Para los guías del MHN, se trató de un respaldo a la Batalla de la Vuelta de Obligado, cuando las fuerzas de Rosas se enfrentaron a una escuadra anglo-francesa para defender la soberanía nacional. Para otros, lo que querían hacer esos barcos era comerciar en forma directa con la provincia de Corrientes, lo que enfureció al Restaurador. Y el legado de San Martín a Rosas fue un gesto exagerado por el nacionalismo.

Para Emilio Perina, director del Archivo General de la Nación, "cuando San Martín, ya viejo y retirado, le envía su sable a Rosas tiene un gesto simbólico de acompañar a los argentinos en una guerra, sin pronunciarse ni por lo justo o injusta, ni tampoco por la figura de Rosas".

Como sea, el secretario de Patrimonio Cultural del Ministerio de Cultura, Marcelo Panozzo, que asumió hace pocos meses, aseguró que en pocas semanas se lanza el concurso para elegir un nuevo director del MHN, cuya última titular fue Araceli Bellota, definida por sus pares historiadores como alguien que estaba "al servicio de un discurso único sobre el pasado que privilegia una corriente de interpretación particular de la historia argentina, sobre otras posibles", cuando se desplazó a José Antonio Pérez Gollán.

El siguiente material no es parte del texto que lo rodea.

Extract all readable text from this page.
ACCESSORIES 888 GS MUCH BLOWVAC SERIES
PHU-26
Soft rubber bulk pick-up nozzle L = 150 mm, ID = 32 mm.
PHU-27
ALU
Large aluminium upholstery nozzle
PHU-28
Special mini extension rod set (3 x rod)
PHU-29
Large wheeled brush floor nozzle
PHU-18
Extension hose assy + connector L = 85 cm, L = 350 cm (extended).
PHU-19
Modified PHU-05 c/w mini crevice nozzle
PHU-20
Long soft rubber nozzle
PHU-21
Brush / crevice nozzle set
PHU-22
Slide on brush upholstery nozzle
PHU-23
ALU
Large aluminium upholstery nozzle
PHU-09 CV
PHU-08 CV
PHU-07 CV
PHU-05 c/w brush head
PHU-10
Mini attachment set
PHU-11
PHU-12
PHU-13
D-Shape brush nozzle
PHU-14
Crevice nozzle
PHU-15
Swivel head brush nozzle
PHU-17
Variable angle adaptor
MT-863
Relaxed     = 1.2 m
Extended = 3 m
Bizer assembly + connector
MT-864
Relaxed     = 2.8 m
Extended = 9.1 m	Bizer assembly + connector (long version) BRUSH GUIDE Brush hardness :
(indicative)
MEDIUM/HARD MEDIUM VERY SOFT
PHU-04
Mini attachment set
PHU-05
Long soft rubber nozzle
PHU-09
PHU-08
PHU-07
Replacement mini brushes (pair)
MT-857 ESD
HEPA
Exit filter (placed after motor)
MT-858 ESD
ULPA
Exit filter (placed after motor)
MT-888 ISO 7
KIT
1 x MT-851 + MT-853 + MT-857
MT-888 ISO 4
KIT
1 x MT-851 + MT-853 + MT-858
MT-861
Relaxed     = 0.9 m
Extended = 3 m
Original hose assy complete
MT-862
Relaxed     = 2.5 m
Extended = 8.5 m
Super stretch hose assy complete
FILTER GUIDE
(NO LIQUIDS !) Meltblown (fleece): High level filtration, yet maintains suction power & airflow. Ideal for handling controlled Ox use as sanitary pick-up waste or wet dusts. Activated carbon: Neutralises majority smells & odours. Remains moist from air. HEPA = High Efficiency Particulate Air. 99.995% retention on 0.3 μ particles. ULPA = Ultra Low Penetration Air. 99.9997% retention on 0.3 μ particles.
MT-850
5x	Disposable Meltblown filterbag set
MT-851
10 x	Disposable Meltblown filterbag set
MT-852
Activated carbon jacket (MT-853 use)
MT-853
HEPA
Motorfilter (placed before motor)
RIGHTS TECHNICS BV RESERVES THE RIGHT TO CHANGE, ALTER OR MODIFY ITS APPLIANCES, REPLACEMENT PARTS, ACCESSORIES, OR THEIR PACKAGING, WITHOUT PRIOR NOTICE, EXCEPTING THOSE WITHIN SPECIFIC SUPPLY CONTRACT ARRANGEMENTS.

Ese discurso sigue dominando el principal museo de los argentinos. Por suerte, hay un equipo profesional de gran calidad, que aún sin conducción hizo exposiciones interesantes este año, como la que todavía está en exhibición sobre José Gil de Castro, "pintor de Libertadores", ya que sus retratos fueron realizados con los héroes guerreros en vida.

La muestra permanente del sable corvo, por supuesto, es una experiencia maravillosa. El sábado a las 16:30 habrá un recorrido especial, "De Damasco al Río de la Plata", libre y gratuito. El Museo Histórico Nacional está en Defensa 1600. Barrio de San Telmo. CABA.